C’est la fin d’un demi-siècle d’histoire. Fondé en 1970, le Marineland d’Antibes (Côte d’Azur) ferme définitivement ses portes le dimanche 5 janvier. Le parc aquatique a fait rêver des générations de visiteurs avec ses ballets aquatiques d’orques et de dauphins.

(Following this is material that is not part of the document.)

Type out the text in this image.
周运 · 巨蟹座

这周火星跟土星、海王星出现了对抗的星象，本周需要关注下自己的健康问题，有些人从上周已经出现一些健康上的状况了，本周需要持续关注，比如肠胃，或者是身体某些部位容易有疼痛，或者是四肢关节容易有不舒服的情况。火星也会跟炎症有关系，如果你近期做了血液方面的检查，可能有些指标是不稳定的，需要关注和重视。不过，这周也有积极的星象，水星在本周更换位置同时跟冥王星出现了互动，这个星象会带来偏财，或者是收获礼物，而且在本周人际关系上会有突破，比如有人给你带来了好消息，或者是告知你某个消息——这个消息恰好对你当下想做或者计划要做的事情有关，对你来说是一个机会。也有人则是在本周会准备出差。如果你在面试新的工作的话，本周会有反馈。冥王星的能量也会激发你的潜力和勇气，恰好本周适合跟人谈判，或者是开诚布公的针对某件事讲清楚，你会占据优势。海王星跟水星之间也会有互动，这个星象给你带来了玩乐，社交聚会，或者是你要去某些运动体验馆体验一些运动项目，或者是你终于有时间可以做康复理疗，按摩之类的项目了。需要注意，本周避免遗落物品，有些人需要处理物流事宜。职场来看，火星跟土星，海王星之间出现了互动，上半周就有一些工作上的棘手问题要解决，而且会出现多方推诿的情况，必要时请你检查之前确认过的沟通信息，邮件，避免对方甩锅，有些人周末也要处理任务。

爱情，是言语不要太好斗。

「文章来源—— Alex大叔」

Il a même inspiré Jacques Audiard pour son film De Rouille et d’os (2012). « Tout cela est voué à disparaître »a déclaré son directeur, Pascal Picot, à France 3 Côte d’Azur. « Nous sommes amers, mais nous respectons la loi et nous agissons de manière responsable. » Reste à savoir ce que deviendront les employés et les animaux qui ont donné vie au plus grand zoo marin d’Europe.
1 Pourquoi le parc ferme-t-il ?
Une loi contre la maltraitance animale promulguée en 2021 interdit la détention et la reproduction des cétacés en captivité, ainsi que leur participation à des spectacles d’ici 2026. Toutefois, « 90 % des visiteurs choisissent de venir à Marineland pour admirer les représentations d’orques »a expliqué la direction dans un communiqué (PDF disponible)début décembre. « Aujourd’hui, l’équilibre économique n’est plus garanti et nous n’avons d’autre choix que de fermer et de respecter et appliquer la loi »a expliqué Pascal Picot à Ici Azur (anciennement France Bleu). « Il y a un vrai changement de regard [sur les animaux]“a réagi de son côté Louis Schweitzer, président de la fondation Ethique Droit et Sciences Animales, saluant la fermeture du parc au parisien.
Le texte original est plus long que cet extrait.